Models

Object ownership

If you are interested in the backgrounds of this part, you can have a look at Medium, we posted an article there some time ago.

Abstract class

If you want to keep track of the creator, creation time, last modificator and last modification time, you can use the abstract class CommonInfo like this:

from ambient_toolbox.models import CommonInfo


class MyFancyModel(CommonInfo):
    ...

You then get four fields: created_by, created_at, lastmodified_by, lastmodified_at.

If you are interested in the details, just have a look at the code base.

Note, that those fields will be automatically added to the update_fields if you choose to update only a subset of fields on saving your object. However, you can set the class attribute ALWAYS_UPDATE_FIELDS to False on your model to disable this behavior.

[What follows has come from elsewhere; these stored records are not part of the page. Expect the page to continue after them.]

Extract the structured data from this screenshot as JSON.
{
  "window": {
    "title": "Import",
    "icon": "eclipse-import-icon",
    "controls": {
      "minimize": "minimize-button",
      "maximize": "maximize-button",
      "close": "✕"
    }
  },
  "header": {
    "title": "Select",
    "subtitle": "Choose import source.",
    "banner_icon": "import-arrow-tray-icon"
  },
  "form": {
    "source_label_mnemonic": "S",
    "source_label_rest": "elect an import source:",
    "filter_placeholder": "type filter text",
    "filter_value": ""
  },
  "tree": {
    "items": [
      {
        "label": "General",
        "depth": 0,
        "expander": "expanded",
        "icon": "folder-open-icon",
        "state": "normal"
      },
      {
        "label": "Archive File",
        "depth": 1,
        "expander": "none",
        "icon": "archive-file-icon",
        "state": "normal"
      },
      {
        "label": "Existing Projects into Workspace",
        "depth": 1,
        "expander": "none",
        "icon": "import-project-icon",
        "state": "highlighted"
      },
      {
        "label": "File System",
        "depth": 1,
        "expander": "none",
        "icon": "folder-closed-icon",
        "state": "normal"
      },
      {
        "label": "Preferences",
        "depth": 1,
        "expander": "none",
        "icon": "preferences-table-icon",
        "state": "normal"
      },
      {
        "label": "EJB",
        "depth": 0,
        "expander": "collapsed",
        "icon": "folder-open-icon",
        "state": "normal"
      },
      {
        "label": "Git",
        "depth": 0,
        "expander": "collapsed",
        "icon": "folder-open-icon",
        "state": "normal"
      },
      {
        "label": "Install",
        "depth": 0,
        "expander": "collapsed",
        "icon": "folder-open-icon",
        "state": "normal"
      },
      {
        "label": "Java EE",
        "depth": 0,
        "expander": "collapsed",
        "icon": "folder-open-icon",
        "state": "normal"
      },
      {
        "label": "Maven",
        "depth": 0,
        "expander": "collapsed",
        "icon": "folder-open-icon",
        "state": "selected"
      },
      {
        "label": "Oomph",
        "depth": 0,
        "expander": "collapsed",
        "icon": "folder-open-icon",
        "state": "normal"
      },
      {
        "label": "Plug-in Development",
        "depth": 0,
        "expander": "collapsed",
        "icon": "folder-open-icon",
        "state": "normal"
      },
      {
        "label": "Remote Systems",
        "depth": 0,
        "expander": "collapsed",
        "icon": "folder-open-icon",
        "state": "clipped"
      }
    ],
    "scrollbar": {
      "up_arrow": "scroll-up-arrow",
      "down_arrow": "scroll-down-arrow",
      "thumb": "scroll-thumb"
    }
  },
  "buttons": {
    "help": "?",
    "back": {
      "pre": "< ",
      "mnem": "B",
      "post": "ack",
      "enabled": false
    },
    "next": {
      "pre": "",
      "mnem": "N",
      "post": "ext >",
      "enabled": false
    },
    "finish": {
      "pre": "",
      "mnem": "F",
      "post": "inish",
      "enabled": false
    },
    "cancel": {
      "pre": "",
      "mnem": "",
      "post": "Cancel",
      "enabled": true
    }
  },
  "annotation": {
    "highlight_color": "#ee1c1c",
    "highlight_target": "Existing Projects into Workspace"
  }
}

Automatic object ownership

If you want to keep track of object ownership automatically, you can use the CurrentRequestMiddleware:

MIDDLEWARE = (
    ...
    'ambient_toolbox.middleware.current_user.CurrentRequestMiddleware',
    ...
)

Using this middleware will automatically and thread-safe keep track of the ownership of all models, which derive from CommonInfo. In asynchronous contexts, you may expect a small performance penalty as this middleware does not state being async_capable yet.

Django Admin integration

For an easy and worry-free integration, set up your admin classes using CommonInfoAdminMixin to automatically take care of the ownership when adding or changing objects via the admin.

It automatically sets the four fields (created_by, created_at, lastmodified_by, lastmodified_at) to read-only and ensures that on saving the current object, the creator and/or the last editor are stored correctly.

from ambient_toolbox.admin.model_admins.mixins import CommonInfoAdminMixin

@admin.register(MyModel)
class MyModelAdmin(CommonInfoAdminMixin, admin.ModelAdmin):
    pass

Note, that you can derive from this class and overwrite the get_user_obj() method if your ownership doesn’t use the default Django user object. This might be the case if you work with a OneToOne relation between the default User and your custom one.